Pour montrer le poids émotionnel de la mémoire du génocide au Rwanda, "Ben'imana" met en scène des femmes cherchant justice, réparation, pardon et réconciliation au sein d'un village déchiré.
"Je voulais qu'on sente le poids du génocide sur les gens qui l'ont vécu, sur ceux qui portent cette mémoire dans leur corps", raconte à l'AFP la réalisatrice Marie-Clémentine Dusabejambo.
Pour favoriser la réconciliation de la population après le génocide de 1994, des juridictions populaires appelées "gacaca" ont été organisées dans les villages du pays d'Afrique centrale entre 2005 et 2012, année pendant laquelle se déroule le long-métrage, en compétition au festival du film francophone d'Angoulême, qui s'achève samedi.

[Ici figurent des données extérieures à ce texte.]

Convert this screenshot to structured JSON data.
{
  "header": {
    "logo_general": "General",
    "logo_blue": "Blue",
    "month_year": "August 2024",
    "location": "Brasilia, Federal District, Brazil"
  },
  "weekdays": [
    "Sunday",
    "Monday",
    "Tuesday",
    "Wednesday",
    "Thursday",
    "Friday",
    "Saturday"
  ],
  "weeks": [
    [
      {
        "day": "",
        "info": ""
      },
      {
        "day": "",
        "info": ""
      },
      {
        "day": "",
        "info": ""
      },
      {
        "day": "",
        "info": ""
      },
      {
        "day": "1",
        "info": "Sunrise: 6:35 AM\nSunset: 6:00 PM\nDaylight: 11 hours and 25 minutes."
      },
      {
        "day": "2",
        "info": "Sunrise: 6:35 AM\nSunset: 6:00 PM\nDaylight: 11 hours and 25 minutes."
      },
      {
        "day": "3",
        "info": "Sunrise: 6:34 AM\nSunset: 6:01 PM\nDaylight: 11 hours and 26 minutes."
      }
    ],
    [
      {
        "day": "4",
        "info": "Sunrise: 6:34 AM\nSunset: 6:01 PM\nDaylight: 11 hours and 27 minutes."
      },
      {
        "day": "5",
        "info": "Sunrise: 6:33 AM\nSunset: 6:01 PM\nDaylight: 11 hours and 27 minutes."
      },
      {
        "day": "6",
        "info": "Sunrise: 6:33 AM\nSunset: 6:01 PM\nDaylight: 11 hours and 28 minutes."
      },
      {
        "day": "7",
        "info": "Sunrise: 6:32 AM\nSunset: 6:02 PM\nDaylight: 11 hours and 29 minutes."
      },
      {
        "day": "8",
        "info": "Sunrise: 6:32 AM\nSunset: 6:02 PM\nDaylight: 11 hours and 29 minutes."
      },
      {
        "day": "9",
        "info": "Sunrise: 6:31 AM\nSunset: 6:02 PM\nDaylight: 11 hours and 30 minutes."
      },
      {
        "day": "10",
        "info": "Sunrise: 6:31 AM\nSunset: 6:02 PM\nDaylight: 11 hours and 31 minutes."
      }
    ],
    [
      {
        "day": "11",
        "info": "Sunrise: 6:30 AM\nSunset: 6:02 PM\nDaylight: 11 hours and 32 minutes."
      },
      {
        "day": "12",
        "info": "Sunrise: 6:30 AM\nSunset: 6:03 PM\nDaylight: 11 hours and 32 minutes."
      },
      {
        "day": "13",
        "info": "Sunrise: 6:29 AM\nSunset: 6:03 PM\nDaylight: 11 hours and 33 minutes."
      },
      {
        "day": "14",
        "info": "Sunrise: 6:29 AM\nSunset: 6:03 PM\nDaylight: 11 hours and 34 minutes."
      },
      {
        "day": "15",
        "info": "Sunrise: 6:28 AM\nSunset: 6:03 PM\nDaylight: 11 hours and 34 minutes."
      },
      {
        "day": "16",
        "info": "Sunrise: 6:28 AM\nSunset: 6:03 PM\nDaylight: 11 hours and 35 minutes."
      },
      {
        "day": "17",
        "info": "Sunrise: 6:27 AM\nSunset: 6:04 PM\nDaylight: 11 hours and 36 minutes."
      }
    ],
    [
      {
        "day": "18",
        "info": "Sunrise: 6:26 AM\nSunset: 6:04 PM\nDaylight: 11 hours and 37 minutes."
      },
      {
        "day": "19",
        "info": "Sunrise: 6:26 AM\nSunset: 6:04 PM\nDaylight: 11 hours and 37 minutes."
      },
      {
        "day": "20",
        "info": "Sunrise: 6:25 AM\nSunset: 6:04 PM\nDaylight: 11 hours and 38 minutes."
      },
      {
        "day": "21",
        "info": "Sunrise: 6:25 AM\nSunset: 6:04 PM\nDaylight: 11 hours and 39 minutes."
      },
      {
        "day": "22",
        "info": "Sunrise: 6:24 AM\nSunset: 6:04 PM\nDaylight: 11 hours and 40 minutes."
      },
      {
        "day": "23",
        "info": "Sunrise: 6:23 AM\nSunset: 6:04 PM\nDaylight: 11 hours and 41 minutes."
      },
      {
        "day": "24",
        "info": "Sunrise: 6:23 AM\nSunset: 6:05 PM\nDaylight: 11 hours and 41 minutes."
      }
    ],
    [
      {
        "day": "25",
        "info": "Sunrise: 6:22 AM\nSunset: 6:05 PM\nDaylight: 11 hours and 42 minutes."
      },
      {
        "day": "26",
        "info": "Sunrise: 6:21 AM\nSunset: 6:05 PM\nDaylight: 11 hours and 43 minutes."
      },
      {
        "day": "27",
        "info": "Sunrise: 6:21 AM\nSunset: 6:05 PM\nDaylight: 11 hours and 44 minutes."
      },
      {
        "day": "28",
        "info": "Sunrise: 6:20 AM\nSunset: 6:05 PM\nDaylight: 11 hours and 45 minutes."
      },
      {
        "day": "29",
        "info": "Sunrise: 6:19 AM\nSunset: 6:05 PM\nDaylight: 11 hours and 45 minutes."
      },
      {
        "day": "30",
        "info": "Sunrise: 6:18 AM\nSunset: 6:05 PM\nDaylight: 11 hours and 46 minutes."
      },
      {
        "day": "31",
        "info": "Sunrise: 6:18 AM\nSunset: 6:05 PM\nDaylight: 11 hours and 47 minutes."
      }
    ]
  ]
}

Vénéranda, personnage principal, y participe et anime également un groupe de parole entre victimes et familles de bourreaux. Dans ces espaces de dialogue, la réalisatrice rwandaise de 39 ans filme au plus près, caméra à l'épaule, les corps et les visages de ces femmes meurtries, qu'elle considère comme "des champs de bataille".
Les vallées verdoyantes et les maisons disposées sur les collines de Kibeho, village du sud du Rwanda où le film a été tourné, donnent également lieu à plusieurs séquences contemplatives.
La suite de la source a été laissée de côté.